Transparansi Georgia internasional
Eka Gigauri duduk di kantor Transparency International di Tbilisi, Georgia [Nils Adler/Al Jazeera]

Dia mengatakan, karena RUU tersebut, organisasi tersebut akan diminta untuk mengungkapkan informasi sensitif, namun mereka menolak melakukannya.

Dana mereka akan dibekukan setelah denda awal sebesar 25.000 lari ($8.757) dan kemudian 20.000 lari ($7.005) untuk setiap bulan ketidakpatuhan. Pada akhirnya, denda akan dijatuhkan kepada perorangan.

Meskipun demikian, banyak anak muda kemungkinan besar akan tetap tinggal dan bekerja untuk organisasi tersebut, yang menyelidiki korupsi, termasuk di kalangan pejabat pemerintah Georgia, karena kekuatan dan komitmennya terhadap gerakan antipemerintah.

Gigauri menambahkan bahwa dia dan keluarganya menghadapi ancaman karena mengungkap korupsi pemerintah.

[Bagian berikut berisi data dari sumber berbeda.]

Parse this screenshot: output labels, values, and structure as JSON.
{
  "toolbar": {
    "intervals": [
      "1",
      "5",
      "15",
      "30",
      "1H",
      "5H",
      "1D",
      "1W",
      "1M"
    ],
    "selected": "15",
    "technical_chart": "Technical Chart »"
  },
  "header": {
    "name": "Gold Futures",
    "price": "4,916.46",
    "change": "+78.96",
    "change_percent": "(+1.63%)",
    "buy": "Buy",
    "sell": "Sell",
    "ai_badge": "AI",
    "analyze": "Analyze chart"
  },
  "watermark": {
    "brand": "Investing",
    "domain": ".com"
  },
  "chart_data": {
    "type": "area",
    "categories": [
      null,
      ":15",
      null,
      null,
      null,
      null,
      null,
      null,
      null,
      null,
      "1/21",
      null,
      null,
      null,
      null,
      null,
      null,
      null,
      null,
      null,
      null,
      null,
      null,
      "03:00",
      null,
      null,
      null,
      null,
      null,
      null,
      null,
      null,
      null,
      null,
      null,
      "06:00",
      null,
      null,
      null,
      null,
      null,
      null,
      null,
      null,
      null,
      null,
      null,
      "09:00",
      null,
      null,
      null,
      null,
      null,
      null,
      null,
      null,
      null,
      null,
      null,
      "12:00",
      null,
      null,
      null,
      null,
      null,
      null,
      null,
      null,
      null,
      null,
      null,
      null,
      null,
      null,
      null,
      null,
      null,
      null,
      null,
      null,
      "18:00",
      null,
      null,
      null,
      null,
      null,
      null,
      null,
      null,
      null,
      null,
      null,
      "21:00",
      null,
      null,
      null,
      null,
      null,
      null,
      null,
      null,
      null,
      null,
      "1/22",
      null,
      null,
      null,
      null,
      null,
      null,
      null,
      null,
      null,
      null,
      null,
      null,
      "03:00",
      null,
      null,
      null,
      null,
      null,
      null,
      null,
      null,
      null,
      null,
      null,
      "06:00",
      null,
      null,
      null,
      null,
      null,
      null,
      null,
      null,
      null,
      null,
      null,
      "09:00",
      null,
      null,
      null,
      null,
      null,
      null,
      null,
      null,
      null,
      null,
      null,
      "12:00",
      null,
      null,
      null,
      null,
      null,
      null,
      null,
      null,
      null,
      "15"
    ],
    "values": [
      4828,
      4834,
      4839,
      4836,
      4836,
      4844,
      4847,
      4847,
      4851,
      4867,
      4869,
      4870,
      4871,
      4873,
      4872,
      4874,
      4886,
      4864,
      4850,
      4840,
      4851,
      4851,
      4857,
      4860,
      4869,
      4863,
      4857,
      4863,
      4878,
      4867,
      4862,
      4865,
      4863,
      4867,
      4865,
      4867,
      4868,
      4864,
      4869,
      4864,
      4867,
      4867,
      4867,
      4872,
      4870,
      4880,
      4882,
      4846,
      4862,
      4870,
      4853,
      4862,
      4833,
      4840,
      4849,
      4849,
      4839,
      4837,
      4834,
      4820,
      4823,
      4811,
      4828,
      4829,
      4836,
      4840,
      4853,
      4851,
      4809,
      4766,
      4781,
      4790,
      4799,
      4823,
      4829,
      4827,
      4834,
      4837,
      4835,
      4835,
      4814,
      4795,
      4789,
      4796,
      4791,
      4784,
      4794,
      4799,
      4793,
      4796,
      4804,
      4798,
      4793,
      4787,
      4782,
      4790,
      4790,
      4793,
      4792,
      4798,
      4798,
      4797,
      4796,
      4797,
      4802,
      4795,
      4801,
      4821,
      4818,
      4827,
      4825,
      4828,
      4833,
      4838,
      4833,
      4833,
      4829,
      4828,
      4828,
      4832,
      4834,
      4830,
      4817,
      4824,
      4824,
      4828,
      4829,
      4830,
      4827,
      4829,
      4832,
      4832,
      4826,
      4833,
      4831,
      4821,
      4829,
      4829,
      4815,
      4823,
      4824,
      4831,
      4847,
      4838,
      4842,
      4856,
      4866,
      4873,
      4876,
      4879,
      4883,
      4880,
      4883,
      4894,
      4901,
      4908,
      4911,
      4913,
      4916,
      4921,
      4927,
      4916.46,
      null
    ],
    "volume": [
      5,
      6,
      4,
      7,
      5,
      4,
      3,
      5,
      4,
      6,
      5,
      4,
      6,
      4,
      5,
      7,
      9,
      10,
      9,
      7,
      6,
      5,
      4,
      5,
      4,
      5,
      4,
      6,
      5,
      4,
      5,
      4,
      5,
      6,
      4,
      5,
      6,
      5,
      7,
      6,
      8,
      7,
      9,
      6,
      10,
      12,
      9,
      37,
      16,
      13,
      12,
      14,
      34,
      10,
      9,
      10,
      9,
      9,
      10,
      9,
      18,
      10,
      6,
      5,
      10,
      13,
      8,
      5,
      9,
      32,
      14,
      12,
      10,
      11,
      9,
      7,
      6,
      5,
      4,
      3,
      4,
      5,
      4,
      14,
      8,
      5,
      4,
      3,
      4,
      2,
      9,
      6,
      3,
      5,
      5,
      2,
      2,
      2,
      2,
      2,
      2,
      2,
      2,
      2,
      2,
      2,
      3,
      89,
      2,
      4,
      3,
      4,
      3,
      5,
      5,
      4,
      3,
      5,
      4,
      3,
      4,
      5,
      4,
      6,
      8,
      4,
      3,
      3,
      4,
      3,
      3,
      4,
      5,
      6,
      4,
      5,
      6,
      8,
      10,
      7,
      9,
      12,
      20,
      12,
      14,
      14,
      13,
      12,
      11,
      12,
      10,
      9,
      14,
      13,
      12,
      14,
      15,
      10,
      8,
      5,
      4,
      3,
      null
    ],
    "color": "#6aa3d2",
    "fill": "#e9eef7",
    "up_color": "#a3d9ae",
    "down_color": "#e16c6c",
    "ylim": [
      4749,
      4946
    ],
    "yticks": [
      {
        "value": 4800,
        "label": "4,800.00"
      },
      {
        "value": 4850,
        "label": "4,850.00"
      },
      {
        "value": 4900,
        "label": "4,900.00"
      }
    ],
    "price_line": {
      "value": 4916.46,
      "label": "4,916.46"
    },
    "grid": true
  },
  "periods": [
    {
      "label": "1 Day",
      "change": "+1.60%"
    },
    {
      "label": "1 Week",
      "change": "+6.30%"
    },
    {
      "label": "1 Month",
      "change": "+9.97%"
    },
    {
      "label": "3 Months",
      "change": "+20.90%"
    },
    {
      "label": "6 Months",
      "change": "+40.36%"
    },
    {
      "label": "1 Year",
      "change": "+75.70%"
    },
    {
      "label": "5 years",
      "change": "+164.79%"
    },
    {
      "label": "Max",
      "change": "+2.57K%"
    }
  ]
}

RUU ini semakin membungkam pekerjaan mereka.

Viktor Kvitatiani, pengacara Transparency International, yang memberikan bantuan hukum kepada pengunjuk rasa yang ditahan, mengatakan sekitar 300 orang telah ditangkap, dan denda hampir $350.000 telah dikeluarkan.

Polisi anti huru hara, yang telah menggunakan gas air mata dan meriam air terhadap pengunjuk rasa, dituduh memukuli pengunjuk rasa.

protes Georgia
Para pengunjuk rasa berbaris melewati gedung-gedung pemerintahan di Tbilisi, Georgia [Nils Adler/Al Jazeera]

Oposisi yang tercemar

Para pengunjuk rasa seperti Sandro Vakhtangadze, seorang mahasiswa berusia 19 tahun yang bertutur kata lemah lembut, telah mengambil pendekatan yang lebih terukur terhadap protes tersebut.

Sambil duduk sendirian di luar gedung Parlemen, ia mengatakan bahwa mengharapkan negara kecil seperti Georgia untuk memutuskan hubungan dengan negara tetangganya, Rusia, adalah hal yang tidak realistis, namun “kita harus memulainya dari awal”.

Dia akan memberikan suara untuk pertama kalinya pada bulan Oktober tetapi belum memutuskan partai oposisi mana yang akan dia dukung.

Partai-partai oposisi di Georgia telah berjanji untuk membentuk koalisi “pro-Eropa” sebagai tanggapan terhadap undang-undang baru tersebut.

Svimonishvili mengatakan sentimen antipemerintah di kalangan generasi muda tidak secara langsung berarti dukungan yang teguh terhadap partai oposisi, karena banyak pemimpin mereka yang ternoda oleh koneksi ke mantan Presiden Mikheil Saakashvili.

Saakashvili menjabat sebagai presiden Georgia dari tahun 2004 hingga 2013 dan ditangkap pada Oktober 2021 setelah kembali ke Georgia dari Ukraina. Dia saat ini menjalani hukuman enam tahun penjara karena “penyalahgunaan jabatan”.

“Pemerintah sebelumnya sangat pro-Barat,” kata Svimonishvili, menggambarkan rasa “trauma” nasional akibat masa jabatannya di antara beberapa pemilih muda.